I was thinking some of these same things today. My medication helps me sit still longer, pay attention when I need to listen to someone, and clears a lot of the fog out of my brain in the earlier part of the day when I used to be useless. However, the meds don’t seem to know the difference between a good task and a waste of time. I still struggle to get started, get motivated, and want to do the things I have to do. I get sucked into something else, like playing a game or writing or talking to a friend, and I lose track of time and continue to avoid my to-do list. I’m still messy, I still procrastinate, I still struggle to get organized, I still stay up too late, and I still blurt things out or ramble on incessantly about things unrelated to the original topic of conversation. Sometimes I wish I had a little alarm that would go off when I get this way to tell me to stop talking. It’s very, very frustrating, especially when I have deadlines or someone else needs something from me. I frequently feel embarrassed and ashamed when I drop the ball or forget or am late for something important. I want to go back and unsend emails, undo conversations, and delete things I write on forums. My disorder makes me spontaneous and interesting but it also makes me feel like I let people down, or that they’d rather not be around me. I hate that. It eventually leads to isolation and false assumptions that I’m a pain in the ass. I’d rather stay home with my dog than go out and do something because I don’t want people to see my symptoms when I’m having a particularly ADHD-driven day. My husband is incredibly sweet and patient with me but I know my clutter and forgetfulness drive him nuts.

Posted by Fidge on Dec 07, 2013 at 11:38am

I think it’s a struggle we all have to live with our entire lives. Heh.. talking about entire lives, yet I’m only 22 lol. But yeah, those are all things that happen to me on a day to day. sometimes is easy to do all the things I have to do, some other times, like this past few weeks, I can’t get myself to bed early and I’m arriving 5min late for work.

I bet if we had that alarm you mention we’d probably ignore it or wonder what that alarm was for… lol.
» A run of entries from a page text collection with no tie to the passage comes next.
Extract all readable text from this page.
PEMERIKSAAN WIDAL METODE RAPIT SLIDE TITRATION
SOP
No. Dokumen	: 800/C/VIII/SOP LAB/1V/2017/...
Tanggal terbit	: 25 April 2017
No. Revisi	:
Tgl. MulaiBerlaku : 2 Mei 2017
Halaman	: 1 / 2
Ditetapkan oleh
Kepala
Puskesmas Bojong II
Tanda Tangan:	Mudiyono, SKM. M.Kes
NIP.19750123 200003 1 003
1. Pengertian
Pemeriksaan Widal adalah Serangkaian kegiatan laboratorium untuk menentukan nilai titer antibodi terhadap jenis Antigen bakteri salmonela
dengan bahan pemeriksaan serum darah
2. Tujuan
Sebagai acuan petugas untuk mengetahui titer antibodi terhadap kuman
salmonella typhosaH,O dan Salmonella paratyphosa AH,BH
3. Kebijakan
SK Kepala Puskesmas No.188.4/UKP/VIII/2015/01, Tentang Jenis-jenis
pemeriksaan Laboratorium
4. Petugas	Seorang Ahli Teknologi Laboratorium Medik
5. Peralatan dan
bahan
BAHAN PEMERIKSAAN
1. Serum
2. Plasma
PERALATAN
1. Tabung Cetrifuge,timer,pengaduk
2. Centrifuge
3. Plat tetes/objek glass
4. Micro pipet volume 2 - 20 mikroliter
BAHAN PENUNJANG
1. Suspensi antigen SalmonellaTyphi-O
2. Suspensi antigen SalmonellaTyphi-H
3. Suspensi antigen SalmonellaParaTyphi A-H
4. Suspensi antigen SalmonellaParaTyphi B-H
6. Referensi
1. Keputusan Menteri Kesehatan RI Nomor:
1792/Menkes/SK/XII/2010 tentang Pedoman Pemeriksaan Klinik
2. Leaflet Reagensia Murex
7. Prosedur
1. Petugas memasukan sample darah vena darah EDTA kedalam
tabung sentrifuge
I think the best thing we can do is find ways to lead our lives knowing we will forget stuff or procrastinate and so on, and adapt to it, instead of trying to funcion like normal people.

Posted by Nacho on Dec 11, 2013 at 2:23am

I remember telling my psych docs for years that since the medications they were prescribing were doing little to nothing in making things better, that it might be a good idea to evaluate for a yet-undiscovered-problem that could be causing my difficulties. 

All of that changed in 1996 when my new psychiatrist asked, “What do you think might be going on with you?”  Wow!  We had a series of meetings, then he ordered some testing, then he and I sat down with a therapist and all of us discussed things.  He went further and ordered lab work for my Thyroid function and ordered a change in that medication.  Therapy/coaching sessions with the therapist began the process of putting the problem together with some solutions and tools.  The rest, as they say, is history.

Am I free of difficulties in deal with my ADD as part of my life?  Nope!  But the difference is that I am living well with my ADD and I have been taught to look at and experiment with tools, techniques, and such.  At age 68, I am doing well in all ways.

It is a joyful experience to find professionals who will actually listen to what you have to say instead of having them dismiss your input as unnecessary…

Because I do not take medication for my ADD (other medical problems prevent that), I no longer see a psychiatrist or therapist.  The ADD is still here and still shows itself, but it no longer stops me in my tracks.  I have learned to take a few moments and decide how I am going to deal with whatever has to be dealt with and which tool (if any) needs to be used to do so.

Life is so good!!  I am having a great time!